Born in Liverpool (the unofficial 'capital of North Wales', despite being in England), to Welsh-speaking parents, Robin learned simple celtic harp while at school, inspired by the Breton harper, Alan Stivell. He was first exposed to the triple harp by the brothers Dafydd and Gwyndaf Roberts who played the instrument with the traditional Welsh group Ar Log. They had learned from Nansi Richards, the last of the Welsh gypsy harpists, and he in turn learned from them. He played locally for several years, and joined the Welsh traditional group Mabsant in 1986, toured and recorded with them for two years and then set out on his own. Since then he has played solo and with the vocal duo Cusan Tan, with whom he currently tours.
In a linked strand, he worked for some years at the Welsh National library. While there he discovered several old collections of Welsh tunes and arrangements for harp. He set up his own press, Gwasg Teires (Triple Harp Press) to publish this material, one of the only current sources for traditional Welsh music; his book of two hundred hornpipes, Tro Llaw, mostly from this archives was published by the Welsh National Library. "

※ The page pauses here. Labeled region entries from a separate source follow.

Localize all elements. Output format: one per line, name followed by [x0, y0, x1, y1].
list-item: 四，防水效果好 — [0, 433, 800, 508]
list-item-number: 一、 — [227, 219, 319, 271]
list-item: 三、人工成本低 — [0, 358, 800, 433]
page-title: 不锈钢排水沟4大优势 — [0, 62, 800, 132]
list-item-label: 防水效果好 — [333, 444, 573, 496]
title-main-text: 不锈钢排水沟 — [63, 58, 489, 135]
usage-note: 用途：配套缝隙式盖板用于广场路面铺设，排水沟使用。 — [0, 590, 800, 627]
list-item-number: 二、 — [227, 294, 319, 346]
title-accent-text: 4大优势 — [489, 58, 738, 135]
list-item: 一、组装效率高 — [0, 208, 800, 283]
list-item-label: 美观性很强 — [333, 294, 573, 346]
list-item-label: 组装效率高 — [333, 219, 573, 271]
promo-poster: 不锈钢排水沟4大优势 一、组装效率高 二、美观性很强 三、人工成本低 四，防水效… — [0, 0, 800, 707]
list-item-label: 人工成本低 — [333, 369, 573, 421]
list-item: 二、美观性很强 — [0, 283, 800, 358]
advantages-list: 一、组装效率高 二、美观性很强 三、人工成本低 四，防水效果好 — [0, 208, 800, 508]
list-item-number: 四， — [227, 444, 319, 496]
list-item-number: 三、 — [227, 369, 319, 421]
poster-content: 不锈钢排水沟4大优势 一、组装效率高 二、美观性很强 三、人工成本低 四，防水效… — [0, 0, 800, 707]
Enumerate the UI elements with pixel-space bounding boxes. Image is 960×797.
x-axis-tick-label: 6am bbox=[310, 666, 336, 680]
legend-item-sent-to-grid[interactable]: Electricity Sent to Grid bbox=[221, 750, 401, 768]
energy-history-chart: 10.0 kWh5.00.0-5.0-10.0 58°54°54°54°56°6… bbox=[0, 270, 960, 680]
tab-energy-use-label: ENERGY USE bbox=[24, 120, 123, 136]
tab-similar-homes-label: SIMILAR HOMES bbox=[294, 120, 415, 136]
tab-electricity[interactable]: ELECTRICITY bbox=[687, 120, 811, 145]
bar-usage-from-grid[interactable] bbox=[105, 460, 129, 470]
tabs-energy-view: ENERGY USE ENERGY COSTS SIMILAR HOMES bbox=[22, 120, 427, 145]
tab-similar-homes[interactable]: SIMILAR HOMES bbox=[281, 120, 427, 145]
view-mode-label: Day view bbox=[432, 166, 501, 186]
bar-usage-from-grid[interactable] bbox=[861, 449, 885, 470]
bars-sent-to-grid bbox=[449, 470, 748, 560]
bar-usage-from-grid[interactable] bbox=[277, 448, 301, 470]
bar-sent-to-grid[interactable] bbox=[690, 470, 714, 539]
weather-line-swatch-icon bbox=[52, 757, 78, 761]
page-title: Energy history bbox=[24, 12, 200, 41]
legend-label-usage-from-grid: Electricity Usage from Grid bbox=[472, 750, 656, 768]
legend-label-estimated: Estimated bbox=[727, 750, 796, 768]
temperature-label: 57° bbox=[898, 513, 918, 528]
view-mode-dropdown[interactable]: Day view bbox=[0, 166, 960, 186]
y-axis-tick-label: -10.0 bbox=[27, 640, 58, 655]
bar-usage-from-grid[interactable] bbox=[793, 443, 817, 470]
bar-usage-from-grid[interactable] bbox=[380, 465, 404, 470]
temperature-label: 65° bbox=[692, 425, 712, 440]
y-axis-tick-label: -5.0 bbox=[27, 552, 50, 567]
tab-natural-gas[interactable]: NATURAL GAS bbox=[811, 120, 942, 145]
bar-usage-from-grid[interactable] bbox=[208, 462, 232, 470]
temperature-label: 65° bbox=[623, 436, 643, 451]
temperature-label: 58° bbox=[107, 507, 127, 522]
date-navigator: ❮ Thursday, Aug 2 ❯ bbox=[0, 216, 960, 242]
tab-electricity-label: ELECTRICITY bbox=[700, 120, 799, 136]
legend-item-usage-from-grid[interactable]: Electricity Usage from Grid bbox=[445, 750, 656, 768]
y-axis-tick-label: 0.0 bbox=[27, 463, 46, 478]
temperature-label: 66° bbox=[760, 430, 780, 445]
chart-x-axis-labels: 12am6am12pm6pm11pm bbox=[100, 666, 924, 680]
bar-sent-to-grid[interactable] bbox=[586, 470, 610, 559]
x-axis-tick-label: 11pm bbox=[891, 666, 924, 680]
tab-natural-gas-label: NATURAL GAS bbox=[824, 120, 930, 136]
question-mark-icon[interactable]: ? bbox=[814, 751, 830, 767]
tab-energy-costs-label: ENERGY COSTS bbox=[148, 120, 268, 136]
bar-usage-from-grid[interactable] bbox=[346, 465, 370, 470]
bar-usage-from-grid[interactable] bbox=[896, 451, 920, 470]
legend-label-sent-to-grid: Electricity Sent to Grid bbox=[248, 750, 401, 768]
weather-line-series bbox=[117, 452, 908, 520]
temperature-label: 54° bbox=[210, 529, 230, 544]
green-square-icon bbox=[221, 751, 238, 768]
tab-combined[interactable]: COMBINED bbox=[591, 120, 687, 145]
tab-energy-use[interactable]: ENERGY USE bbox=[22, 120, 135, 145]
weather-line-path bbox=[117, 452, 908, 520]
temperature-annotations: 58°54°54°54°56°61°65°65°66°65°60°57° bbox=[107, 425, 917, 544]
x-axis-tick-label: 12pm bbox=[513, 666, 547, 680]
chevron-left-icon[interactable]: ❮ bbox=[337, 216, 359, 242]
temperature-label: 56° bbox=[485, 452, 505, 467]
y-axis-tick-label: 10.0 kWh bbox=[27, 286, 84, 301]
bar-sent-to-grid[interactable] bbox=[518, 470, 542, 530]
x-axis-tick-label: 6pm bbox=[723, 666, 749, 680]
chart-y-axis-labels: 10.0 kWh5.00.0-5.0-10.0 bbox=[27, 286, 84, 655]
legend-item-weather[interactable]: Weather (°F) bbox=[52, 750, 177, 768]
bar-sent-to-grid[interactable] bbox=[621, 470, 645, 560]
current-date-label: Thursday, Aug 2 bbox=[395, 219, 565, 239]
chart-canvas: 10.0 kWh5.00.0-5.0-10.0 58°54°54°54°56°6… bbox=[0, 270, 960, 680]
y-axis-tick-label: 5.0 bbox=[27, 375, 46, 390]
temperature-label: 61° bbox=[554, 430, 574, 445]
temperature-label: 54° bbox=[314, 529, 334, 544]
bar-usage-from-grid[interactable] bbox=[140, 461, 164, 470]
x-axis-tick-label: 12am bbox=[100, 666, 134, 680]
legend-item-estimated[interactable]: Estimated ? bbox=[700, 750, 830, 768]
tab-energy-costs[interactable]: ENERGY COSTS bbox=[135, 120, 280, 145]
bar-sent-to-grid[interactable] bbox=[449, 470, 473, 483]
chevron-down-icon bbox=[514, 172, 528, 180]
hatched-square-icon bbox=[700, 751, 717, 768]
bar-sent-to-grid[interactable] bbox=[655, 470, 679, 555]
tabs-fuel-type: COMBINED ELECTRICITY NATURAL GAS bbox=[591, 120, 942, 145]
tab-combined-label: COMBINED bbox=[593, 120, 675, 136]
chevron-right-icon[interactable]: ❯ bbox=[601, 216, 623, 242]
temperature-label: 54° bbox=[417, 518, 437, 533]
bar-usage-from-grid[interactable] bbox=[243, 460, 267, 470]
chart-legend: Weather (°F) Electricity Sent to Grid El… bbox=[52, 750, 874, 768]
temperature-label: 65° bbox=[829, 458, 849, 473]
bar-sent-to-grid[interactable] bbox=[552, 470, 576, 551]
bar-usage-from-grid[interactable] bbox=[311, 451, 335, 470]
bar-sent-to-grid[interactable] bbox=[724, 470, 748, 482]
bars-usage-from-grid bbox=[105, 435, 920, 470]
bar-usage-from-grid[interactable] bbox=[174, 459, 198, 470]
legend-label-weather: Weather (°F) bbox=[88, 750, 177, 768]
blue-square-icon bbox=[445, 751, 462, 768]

The triple harp has obscure origins, in the eighteenth century; it has three rows of strings, the outer two in unision to each other, the middle for accidentals, making it a fully chromatic instrument. It was popular for a time throughout Europe, in art music as much as folk, but was later superseded by the pedal harp (which uses the pedal for accidentals). The triple harp lived on only in Wales, where it was extremely popular, and much cheaper and lighter than the new pedal harps. It became known as the Welsh national instrument in the nineteenth century.